My boyfriend and I have been together for over a year, and three months ago, I moved away to college. No, we do not live thousands of miles apart. We’re only a three-hour drive from each other on most days (153 miles), but I’ve learned so many important things about our relationship that I never would have experienced if we were able to see each other every day like most other couples.
1. Communication is not negotiable
In any relationship, it is important to communicate, especially if one person is upset about something, but in a long-distance relationship, communication is the key to making things work. Whenever one of us is upset about something, we stop whatever we’re doing and talk it through so that no hard feelings build up. Being honest is one of the most important pieces of communication in a relationship.
2. The little things become the big things
When we’re together, my boyfriend and I hide notes for each other to find. Reading something he’s written to me, whether it's 6 words or 6 pages, makes my entire day.
In a long-distance relationship, the simplest things like saying “I love you” in the middle of a conversation become the most important things. Even the smallest gestures can hold you off until the next time you see each other.
3. You’re going to get attached to your phone
I know, this goes against everything us Millennials are trying to prove to older generations, but it’s going to happen. When the only way to contact your partner is through a phone, you’re going to be checking it profusely.
4. …and people are going to give you shit for it
I’m sorry, but are you me?
Are you my boyfriend?
No?
Then don’t tell me whether or not my relationship will work.
5. You’re going to doubt yourself
There will be many nights when you’ll say “I don’t know if I can do this." In these moments it is so important to talk to your partner and tell them how you’re feeling. Usually, just hearing their voice can calm you down enough to rationally talk through your feelings and doubts.
6. It will become easier to make conversation
You will literally talk about everything. Because the other person isn’t there, you pretty much have to go through your day and explain everything you did. It can seem boring at first, but there will always be a part of your day that stirs up an interesting conversation.
7. You will be asked if it's really "worth it"

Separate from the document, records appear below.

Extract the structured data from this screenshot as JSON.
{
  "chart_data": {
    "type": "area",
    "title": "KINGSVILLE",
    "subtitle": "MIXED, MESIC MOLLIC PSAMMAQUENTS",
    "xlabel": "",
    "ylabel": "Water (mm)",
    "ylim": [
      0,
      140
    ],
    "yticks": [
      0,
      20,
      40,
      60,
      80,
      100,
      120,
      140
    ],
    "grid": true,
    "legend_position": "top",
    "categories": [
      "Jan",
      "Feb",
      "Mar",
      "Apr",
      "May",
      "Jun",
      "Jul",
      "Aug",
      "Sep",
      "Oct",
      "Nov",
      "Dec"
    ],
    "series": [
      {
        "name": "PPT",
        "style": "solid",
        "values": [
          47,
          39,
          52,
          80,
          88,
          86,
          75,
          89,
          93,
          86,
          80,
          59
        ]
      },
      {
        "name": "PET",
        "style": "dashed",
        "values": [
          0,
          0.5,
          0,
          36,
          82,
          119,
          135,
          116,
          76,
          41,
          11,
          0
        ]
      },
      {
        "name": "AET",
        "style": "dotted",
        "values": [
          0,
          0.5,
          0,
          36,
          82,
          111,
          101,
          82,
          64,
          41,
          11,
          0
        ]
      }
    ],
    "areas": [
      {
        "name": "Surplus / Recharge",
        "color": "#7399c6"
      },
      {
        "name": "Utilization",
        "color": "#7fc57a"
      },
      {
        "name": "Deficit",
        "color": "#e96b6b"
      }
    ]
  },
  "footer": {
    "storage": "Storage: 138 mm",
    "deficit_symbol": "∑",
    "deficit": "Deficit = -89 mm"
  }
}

Yes, it is. Don’t try to change my mind.
8. Arguments are so much harder through a screen, but don't put them off
I hate texting because you never know what emotions are accompanied by the texts you’re receiving. If you’re unsure, always ask to call or FaceTime. Never put an important conversation off. It’s better to get it all out on the table than to have the little things build up and explode later.
9. Be present
I find this lesson to be the most ironic because people constantly look at our generation and call us “lazy” or judge us for the way technology has become so integral in our lives.
In a long-distance relationship, technology is the lifeline you have to desperately hold on to during the time you and your partner are apart. When you do get to see each other face to face, whether it’s through a screen or in person, be present.
Don’t let the little things distract you from the time you get to spend together. You can always get to the little things later.
10. The time you spend together becomes so much more meaningful
I’ve found that some of my favorite moments occur when we’re sitting in bed eating junk food or driving in the car. My boyfriend is big on finding cool things for us to do, which I love, but now that we live far apart, just being able to sit and talk is what I really look forward to. I know that no matter what we’re doing or how long we have together, we’re going to make the most of it.
11. You have to be in it 100%
Long distance relationships don’t work unless both parties are willing to go the distance. You have to be fully committed to the other person, and you have to trust each other. More than ever, you will become the other person's rock. A long distance relationship is a road that goes both ways: you have to give and take.
There will be times when you’ll feel terrified about the future, when you’ll question both your partner and yourself, and when you’ll be totally unsure about how your relationship is ever going to work. But if you put in the time and work together, long-distance relationships are totally worth it.
I’ve learned so much about my boyfriend, and myself, because of our time apart. It’s made our relationship stronger than ever, and I know that no matter what, we’re going to get through anything that gets thrown at us, together. We may be far apart, but we love each other: all or nothing.